A outra face da moeda, da qual se gabam Bolsonaro e seu ministro da Justiça, Sergio Moro, é a queda da criminalidade registrada nos últimos meses. Os brasileiros estão tão fartos da violência, com 58.000 assassinatos em 2018, que alguns aplaudem a receita do gatilho fácil frente aos delinquentes. E isso no Brasil faz as cifras dispararem, porque sua polícia está há anos entre as mais letais do mundo. A situação é especialmente grave no Estado do Rio de Janeiro, onde 40% dos homicídios desde janeiro foram cometidos por policiais.
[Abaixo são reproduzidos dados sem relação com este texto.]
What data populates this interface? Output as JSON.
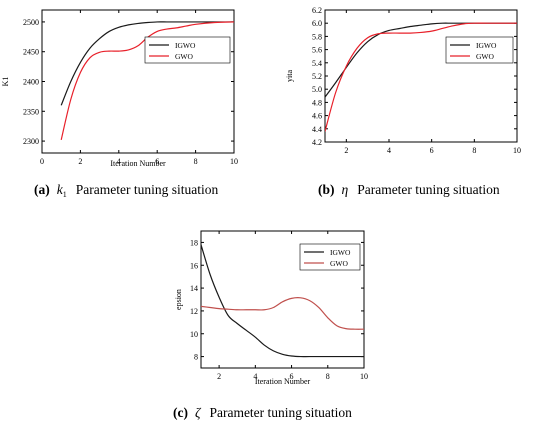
{
  "chart_data": [
    {
      "type": "line",
      "xlabel": "Iteration Number",
      "ylabel": "K1",
      "xlim": [
        0,
        10
      ],
      "ylim": [
        2280,
        2520
      ],
      "xticks": [
        0,
        2,
        4,
        6,
        8,
        10
      ],
      "yticks": [
        2300,
        2350,
        2400,
        2450,
        2500
      ],
      "legend": "top-right",
      "series": [
        {
          "name": "IGWO",
          "color": "#1a1a1a",
          "x": [
            1,
            1.5,
            2,
            2.5,
            3,
            3.5,
            4,
            4.5,
            5,
            5.5,
            6,
            6.5,
            7,
            8,
            9,
            10
          ],
          "y": [
            2360,
            2400,
            2432,
            2456,
            2472,
            2484,
            2491,
            2495,
            2497.5,
            2499,
            2500,
            2500,
            2500,
            2500,
            2500,
            2500
          ]
        },
        {
          "name": "GWO",
          "color": "#e8202a",
          "x": [
            1,
            1.5,
            2,
            2.5,
            3,
            3.5,
            4,
            4.5,
            5,
            5.5,
            6,
            6.5,
            7,
            7.5,
            8,
            9,
            10
          ],
          "y": [
            2302,
            2370,
            2415,
            2440,
            2449,
            2451,
            2451,
            2453,
            2460,
            2474,
            2484,
            2488,
            2490,
            2493,
            2496,
            2499,
            2500
          ]
        }
      ],
      "caption": {
        "tag": "(a)",
        "symbol": "k",
        "sub": "1",
        "text": "Parameter tuning situation"
      }
    },
    {
      "type": "line",
      "xlabel": "",
      "ylabel": "yita",
      "xlim": [
        1,
        10
      ],
      "ylim": [
        4.2,
        6.2
      ],
      "xticks": [
        2,
        4,
        6,
        8,
        10
      ],
      "yticks": [
        4.2,
        4.4,
        4.6,
        4.8,
        5.0,
        5.2,
        5.4,
        5.6,
        5.8,
        6.0,
        6.2
      ],
      "legend": "top-right",
      "series": [
        {
          "name": "IGWO",
          "color": "#1a1a1a",
          "x": [
            1,
            1.5,
            2,
            2.5,
            3,
            3.5,
            4,
            4.5,
            5,
            5.5,
            6,
            6.5,
            7,
            8,
            9,
            10
          ],
          "y": [
            4.88,
            5.1,
            5.33,
            5.55,
            5.72,
            5.83,
            5.89,
            5.92,
            5.95,
            5.97,
            5.99,
            6.0,
            6.0,
            6.0,
            6.0,
            6.0
          ]
        },
        {
          "name": "GWO",
          "color": "#e8202a",
          "x": [
            1,
            1.5,
            2,
            2.5,
            3,
            3.5,
            4,
            4.5,
            5,
            5.5,
            6,
            6.5,
            7,
            7.5,
            8,
            9,
            10
          ],
          "y": [
            4.36,
            4.95,
            5.35,
            5.62,
            5.78,
            5.84,
            5.85,
            5.85,
            5.85,
            5.86,
            5.88,
            5.92,
            5.96,
            5.99,
            6.0,
            6.0,
            6.0
          ]
        }
      ],
      "caption": {
        "tag": "(b)",
        "symbol": "η",
        "sub": "",
        "text": "Parameter tuning situation"
      }
    },
    {
      "type": "line",
      "xlabel": "Iteration Number",
      "ylabel": "epsion",
      "xlim": [
        1,
        10
      ],
      "ylim": [
        7,
        19
      ],
      "xticks": [
        2,
        4,
        6,
        8,
        10
      ],
      "yticks": [
        8,
        10,
        12,
        14,
        16,
        18
      ],
      "legend": "top-right",
      "series": [
        {
          "name": "IGWO",
          "color": "#1a1a1a",
          "x": [
            1,
            1.5,
            2,
            2.5,
            3,
            3.5,
            4,
            4.5,
            5,
            5.5,
            6,
            6.5,
            7,
            8,
            9,
            10
          ],
          "y": [
            17.8,
            15.2,
            13.2,
            11.6,
            10.9,
            10.3,
            9.7,
            9.0,
            8.5,
            8.2,
            8.05,
            8.0,
            8.0,
            8.0,
            8.0,
            8.0
          ]
        },
        {
          "name": "GWO",
          "color": "#c0504d",
          "x": [
            1,
            1.5,
            2,
            2.5,
            3,
            3.5,
            4,
            4.5,
            5,
            5.5,
            6,
            6.5,
            7,
            7.5,
            8,
            8.5,
            9,
            9.5,
            10
          ],
          "y": [
            12.4,
            12.3,
            12.2,
            12.15,
            12.1,
            12.1,
            12.1,
            12.1,
            12.3,
            12.8,
            13.1,
            13.15,
            12.9,
            12.3,
            11.4,
            10.7,
            10.45,
            10.4,
            10.4
          ]
        }
      ],
      "caption": {
        "tag": "(c)",
        "symbol": "ζ",
        "sub": "",
        "text": "Parameter tuning situation"
      }
    }
  ]
}
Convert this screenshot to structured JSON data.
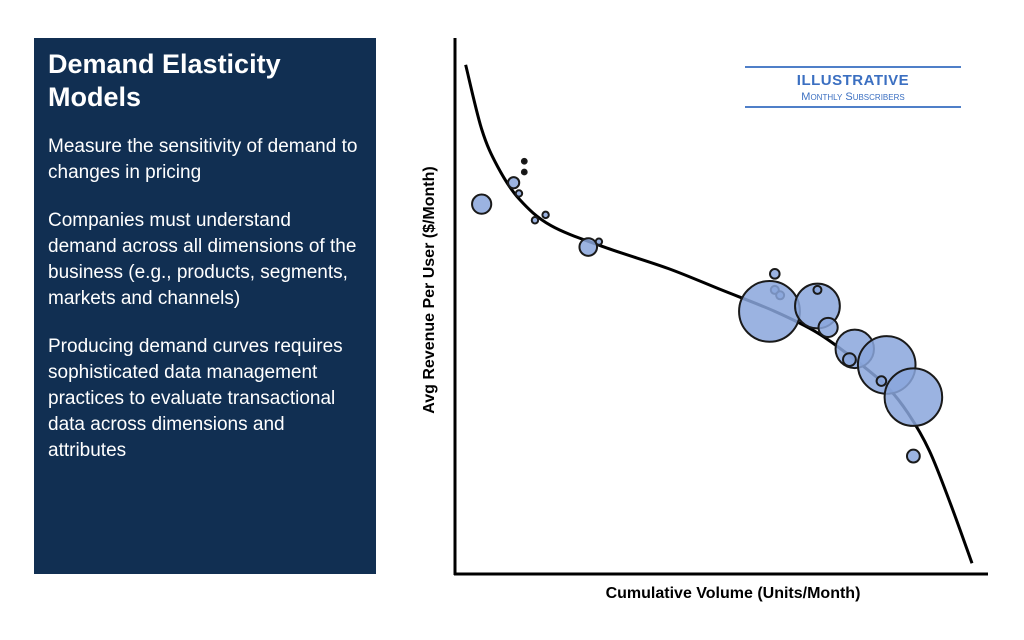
{
  "panel": {
    "title": "Demand Elasticity Models",
    "paragraphs": [
      "Measure the sensitivity of demand to changes in pricing",
      "Companies must understand demand across all dimensions of the business (e.g., products, segments, markets and channels)",
      "Producing demand curves requires sophisticated data management practices to evaluate transactional data across dimensions and attributes"
    ]
  },
  "badge": {
    "title": "ILLUSTRATIVE",
    "subtitle": "Monthly Subscribers"
  },
  "colors": {
    "panel_bg": "#112f52",
    "bubble_fill": "#8aa6dc",
    "bubble_stroke": "#1a1a1a",
    "accent": "#3b6fc1"
  },
  "chart_data": {
    "type": "scatter",
    "title": "",
    "xlabel": "Cumulative Volume (Units/Month)",
    "ylabel": "Avg Revenue Per User ($/Month)",
    "xlim": [
      0,
      100
    ],
    "ylim": [
      0,
      100
    ],
    "grid": false,
    "ticks": false,
    "points": [
      {
        "x": 12,
        "y": 71,
        "size": 2
      },
      {
        "x": 5,
        "y": 69,
        "size": 6
      },
      {
        "x": 13,
        "y": 75,
        "size": 1.5
      },
      {
        "x": 13,
        "y": 77,
        "size": 1.5
      },
      {
        "x": 11,
        "y": 73,
        "size": 3.5
      },
      {
        "x": 15,
        "y": 66,
        "size": 2
      },
      {
        "x": 17,
        "y": 67,
        "size": 2
      },
      {
        "x": 25,
        "y": 61,
        "size": 5.5
      },
      {
        "x": 27,
        "y": 62,
        "size": 2
      },
      {
        "x": 60,
        "y": 56,
        "size": 3
      },
      {
        "x": 60,
        "y": 53,
        "size": 2.5
      },
      {
        "x": 61,
        "y": 52,
        "size": 2.5
      },
      {
        "x": 59,
        "y": 49,
        "size": 19
      },
      {
        "x": 68,
        "y": 50,
        "size": 14
      },
      {
        "x": 68,
        "y": 53,
        "size": 2.5
      },
      {
        "x": 70,
        "y": 46,
        "size": 6
      },
      {
        "x": 75,
        "y": 42,
        "size": 12
      },
      {
        "x": 74,
        "y": 40,
        "size": 4
      },
      {
        "x": 81,
        "y": 39,
        "size": 18
      },
      {
        "x": 80,
        "y": 36,
        "size": 3
      },
      {
        "x": 86,
        "y": 33,
        "size": 18
      },
      {
        "x": 86,
        "y": 22,
        "size": 4
      }
    ],
    "curve": [
      {
        "x": 2,
        "y": 95
      },
      {
        "x": 5,
        "y": 83
      },
      {
        "x": 8,
        "y": 76
      },
      {
        "x": 12,
        "y": 70
      },
      {
        "x": 18,
        "y": 65
      },
      {
        "x": 28,
        "y": 61
      },
      {
        "x": 40,
        "y": 57
      },
      {
        "x": 50,
        "y": 53
      },
      {
        "x": 60,
        "y": 49
      },
      {
        "x": 68,
        "y": 45
      },
      {
        "x": 75,
        "y": 40
      },
      {
        "x": 81,
        "y": 35
      },
      {
        "x": 85,
        "y": 30
      },
      {
        "x": 89,
        "y": 23
      },
      {
        "x": 93,
        "y": 13
      },
      {
        "x": 97,
        "y": 2
      }
    ]
  }
}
Pouco importou ao presidente que justamente nesta semana o Chile esteja presente na agenda do Governo. Ele mesmo deve participar por videoconferência nesta sexta-feira de uma reunião com seus pares dos países da bacia amazônica, com a inclusão do presidente chileno Sebastián Piñera, que foi recentemente elogiado por suas gestões ante Macron e o G7 durante a polêmica pelas queimadas na região. À tarde, o conservador Piñera, oponente político de Bachelet, respondeu ao brasileiro: "Não compartilho em absoluto a alusão feita pelo presidente Bolsonaro a respeito de uma ex-presidenta do Chile, especialmente em um tema tão doloroso como a morte de seu pai".